5. Using Git to Clone the Model Repository

If you want to download the entire model repository (including all files and metadata), you can use git to clone the repository.

Step 1: Install Git

Make sure you have git installed on your system. You can check by running:

git --version

Step 2: Clone the Repository

Navigate to the model’s page on Hugging Face, and copy the Git URL (found under the "Use in Transformers" section). Then, clone the repository using:

git lfs install
git clone https://huggingface.co/<model_name>

For example, to clone the bert-base-uncased model:

git lfs install
git clone https://huggingface.co/bert-base-uncased

This will download the entire model repository, including all files and metadata.

6. Caching Models Locally

When you download models using the transformers library, they are cached locally in the ~/.cache/huggingface/transformers directory.

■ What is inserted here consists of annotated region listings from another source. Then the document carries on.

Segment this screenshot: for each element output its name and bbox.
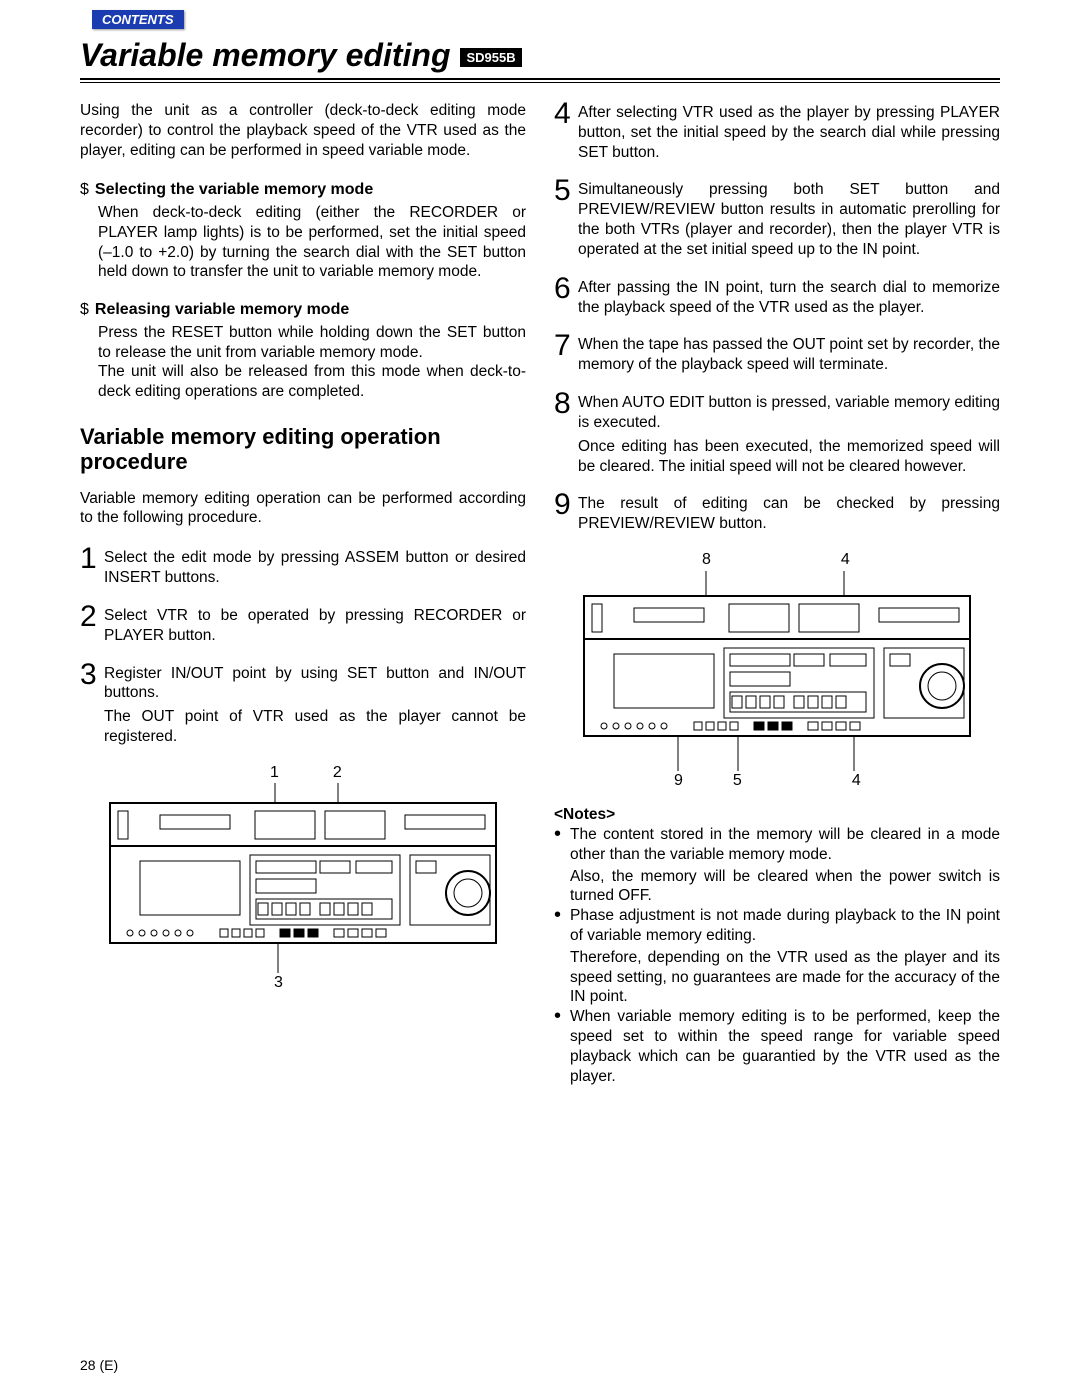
note-1: The content stored in the memory will be… (570, 825, 1000, 865)
step-num-2: 2 (80, 604, 100, 646)
right-column: 4After selecting VTR used as the player … (554, 101, 1000, 1089)
device-figure-2: 8 4 (554, 550, 1000, 791)
step-8-note: Once editing has been executed, the memo… (578, 437, 1000, 477)
note-1b: Also, the memory will be cleared when th… (570, 867, 1000, 907)
step-3: Register IN/OUT point by using SET butto… (104, 662, 526, 704)
callout-3: 3 (274, 973, 283, 993)
step-num-1: 1 (80, 546, 100, 588)
intro-text: Using the unit as a controller (deck-to-… (80, 101, 526, 160)
subhead-selecting: Selecting the variable memory mode (95, 180, 373, 200)
bullet-icon: • (554, 825, 564, 865)
device-illustration-2 (554, 571, 1000, 771)
contents-button[interactable]: CONTENTS (92, 10, 184, 29)
title-row: Variable memory editing SD955B (80, 37, 1000, 74)
step-num-4: 4 (554, 101, 574, 162)
step-7: When the tape has passed the OUT point s… (578, 333, 1000, 375)
notes-heading: <Notes> (554, 805, 1000, 825)
step-9: The result of editing can be checked by … (578, 492, 1000, 534)
step-3-note: The OUT point of VTR used as the player … (104, 707, 526, 747)
device-illustration-1 (80, 783, 526, 973)
model-badge: SD955B (460, 48, 521, 67)
callout-4: 4 (841, 550, 850, 570)
sub2-body: Press the RESET button while holding dow… (98, 323, 526, 402)
callout-5: 5 (733, 771, 742, 791)
step-num-7: 7 (554, 333, 574, 375)
sub1-body: When deck-to-deck editing (either the RE… (98, 203, 526, 282)
step-4: After selecting VTR used as the player b… (578, 101, 1000, 162)
callout-2: 2 (333, 763, 342, 783)
step-6: After passing the IN point, turn the sea… (578, 276, 1000, 318)
callout-8: 8 (702, 550, 711, 570)
bullet-dollar: $ (80, 180, 89, 200)
page-title: Variable memory editing (80, 37, 450, 74)
step-2: Select VTR to be operated by pressing RE… (104, 604, 526, 646)
step-8: When AUTO EDIT button is pressed, variab… (578, 391, 1000, 433)
step-num-6: 6 (554, 276, 574, 318)
callout-9: 9 (674, 771, 683, 791)
device-figure-1: 1 2 (80, 763, 526, 994)
step-5: Simultaneously pressing both SET button … (578, 178, 1000, 259)
note-3: When variable memory editing is to be pe… (570, 1007, 1000, 1086)
step-num-3: 3 (80, 662, 100, 704)
page-number: 28 (E) (80, 1357, 118, 1373)
callout-1: 1 (270, 763, 279, 783)
subhead-releasing: Releasing variable memory mode (95, 300, 349, 320)
bullet-dollar: $ (80, 300, 89, 320)
bullet-icon: • (554, 1007, 564, 1086)
callout-4b: 4 (852, 771, 861, 791)
note-2b: Therefore, depending on the VTR used as … (570, 948, 1000, 1007)
step-num-8: 8 (554, 391, 574, 433)
title-rule (80, 78, 1000, 83)
section-title: Variable memory editing operation proced… (80, 424, 526, 475)
step-num-5: 5 (554, 178, 574, 259)
step-num-9: 9 (554, 492, 574, 534)
note-2: Phase adjustment is not made during play… (570, 906, 1000, 946)
proc-intro: Variable memory editing operation can be… (80, 489, 526, 529)
step-1: Select the edit mode by pressing ASSEM b… (104, 546, 526, 588)
bullet-icon: • (554, 906, 564, 946)
left-column: Using the unit as a controller (deck-to-… (80, 101, 526, 1089)
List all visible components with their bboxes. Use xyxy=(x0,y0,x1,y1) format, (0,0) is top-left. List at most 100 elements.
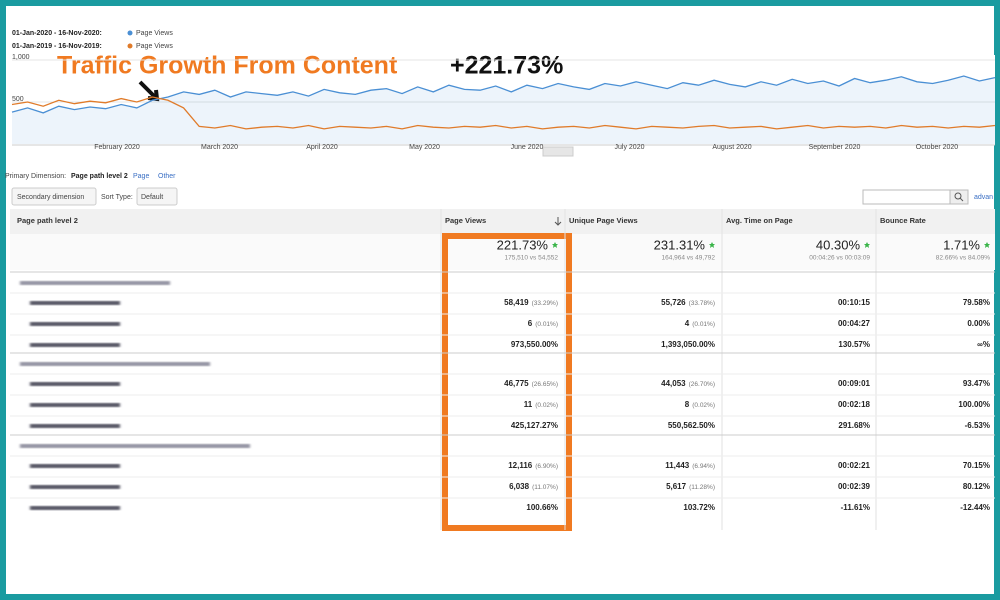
cell-share: (11.28%) xyxy=(689,484,715,491)
cell-value: 44,053 xyxy=(661,379,686,388)
annotation-text: Traffic Growth From Content xyxy=(57,52,398,80)
cell: 100.00% xyxy=(958,400,990,409)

You can specify a custom cache directory by setting the TRANSFORMERS_CACHE environment variable:

export TRANSFORMERS_CACHE=/path/to/custom/cache

Alternatively, you can pass the cache_dir argument when loading the model:

model = AutoModel.from_pretrained("bert-base-uncased", cache_dir="/path/to/custom/cache")

7. Handling Large Models

Some models on Hugging Face are very large (e.g., GPT-NeoX, LLaMA). If you’re working with large models, consider the following:

Quantized Models: Some models have quantized versions (e.g., GGUF format) that reduce the size and improve inference speed. You can find these versions on the model’s page.
Streaming Downloads: The transformers library supports streaming downloads for large models, which can help reduce memory usage during the download process.

8. Conclusion

Downloading models from Hugging Face can be done in several ways, depending on your needs:

Web Interface: Use the Hugging Face website to manually download model files.
CLI: Use the huggingface-cli tool to download models from the terminal.
Python: Use the transformers library to programmatically download and load models.
Git: Clone the entire model repository using git.

Each method has its own advantages, and the best choice depends on your workflow. If you’re working in Python, the transformers library is the most convenient option, while the CLI or Git may be better for manual downloads or offline use.

By following these steps, you can easily download and use models from Hugging Face for a wide range of NLP tasks!